I just bought my SER Spec V yesterday, so I am still learning about it, I bought it one year used with close to 12K on it, came fully loaded with the moonroof and Rockford audio system etc. only thing i didn't get was the 6-disc changer. My question is about the audio system. It is supposed to be a 9-Speaker system right? Well I can only find 7-speakers, I can see two tweeters up front, two door speakers up front, two speakers behind the back passengers head, and the 8" RF sub in the trunk, I know the previous owner of this car didnt just add the RF sub because the CD deck has the Rockford name on it and I can see the little amp in the trunk near the rear speakers..... basically... where the heck are my 2 other speakers?!?!
Thanks for the help!


----------



## BlackoutSpecV (May 8, 2002)

they are components in the rear deck speakers. There are only 7 physical speakers in the car.


----------



## sr20dem0n (Mar 19, 2003)

They aren't components, they're 2-way coaxials. If you open up the rear deck you will see an extra tweeter inside the woofer on the rear speakers.


----------



## BlackSpec02 (Apr 12, 2003)

Thanks guys! That solves the problem of the two mystery speakers. One more question about the stereo... only the deck, sub, and amp, are actual rockford fosgate, right? Because I think my speakers are Clarions or something.... I could be wrong though... Also are there any differences with the Rockford Deck and the standard deck other than the fact that it just says "rockford fosgate" on it? Well, I guess that was two questions... But i appreciate the info! Thanks again!


----------



## sr20dem0n (Mar 19, 2003)

The amp is the only RF thing in the entire system. The deck just has a RF sticker on it, and the sub is a clarion too I believe, but it might be some other brand.


----------



## BlackSpec02 (Apr 12, 2003)

REALLY?! I thought for sure the sub was a rockford fosgate, it has the rockford logo on it and looks exactly like the 8" subs that rockford makes... except it says nissan too. Why would nissan give us a different brand sub in a "rockford fosgate" system?


----------



## sr20dem0n (Mar 19, 2003)

Because it's a "rockford fosgate _powered_" system, meaning the amp is rockford fosgate but nothing else is. If you take out the sub and look at the back it's some other company.


----------



## BlackSpec02 (Apr 12, 2003)

Wow, thats sooo crappy! Thanks for the info man, its good to know that.... weird though, the small amp in the trunk doesnt even say rockford on it... but all the components that aren't rockford have it plastered all over the place... maybe i will replace the stock 8" sub with a real rockford or a JL 8".... would there be much of a difference?


----------



## sr20dem0n (Mar 19, 2003)

If you replaced it with a nice sub, and then got a separate amp for it I'm 99% sure you would be able to tell a big difference.


----------



## Guest (Apr 25, 2003)

Do yourself a favor and replace the entire system starting with the head unit and then work into some real quality components for the front and rear then a top name mosfet amp powering a the sub of your choice.....it's the only way to do it!


----------



## BlackSpec02 (Apr 12, 2003)

Ive heard that because of the factory amps and such that its a lot harder to modify the sound system of the spec V's with the Audio package... i dunno... just word of mouth.... 
I would love to get a new head, sub and amp first... and then new speakers eventually... but this is all going to come after some performance mods.... so it might be a while...

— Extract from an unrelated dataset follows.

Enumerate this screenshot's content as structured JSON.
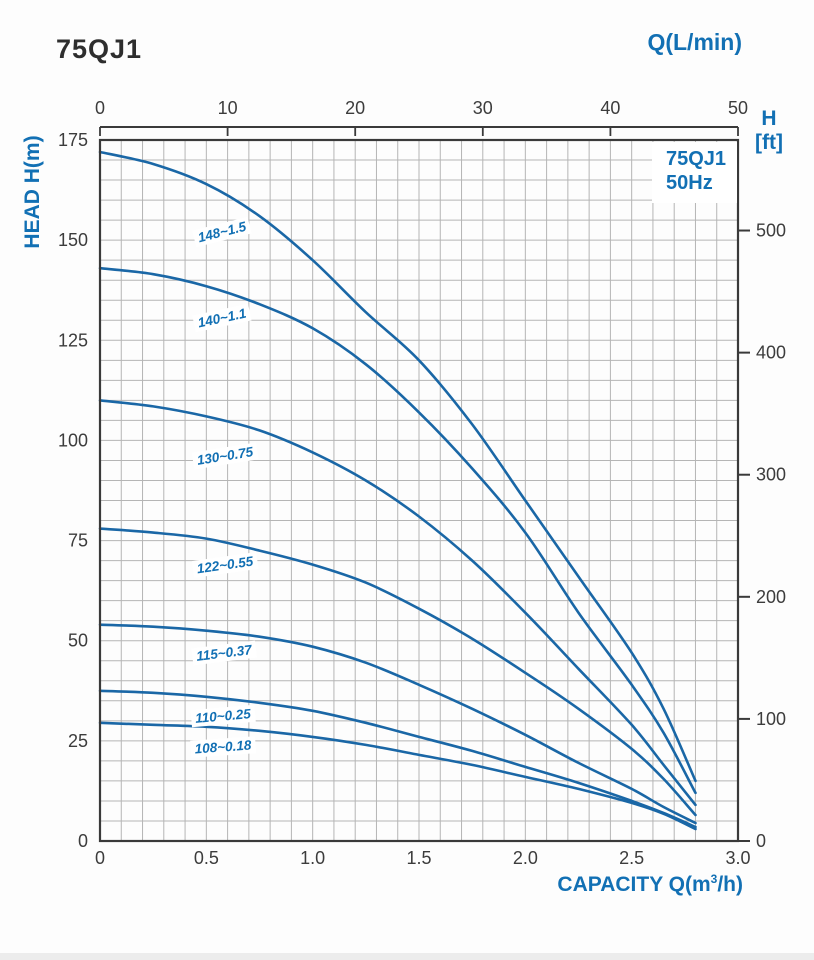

I would really like to do what SE-Rkt (i think thats his screenname on here) did to his sound system.... cut the stock box bigger and put a 10" sub in it with a separate amp... it all fits nicely and saves money on a box!


----------



## jmbernard73 (Apr 27, 2003)

i went to my audio dealer we cracked open the system and it's clarion with exception to the 8 inch sub which is rf. as it turns out fr contracts clarion to do all of their factory car audio!!!!!

02 black spec


----------



## 98 nizmo200sx se (Apr 10, 2003)

you might want to check the ohms of that factory rf8 it might be a different ohmage it might be something weird like 12 ohms if so you cant put a aftermarket sub using the factory amp it will burn that amp up.


----------



## mycarisaser (May 17, 2003)

the factory sub is dual 2 ohms . the whole system is clarion but the sub


----------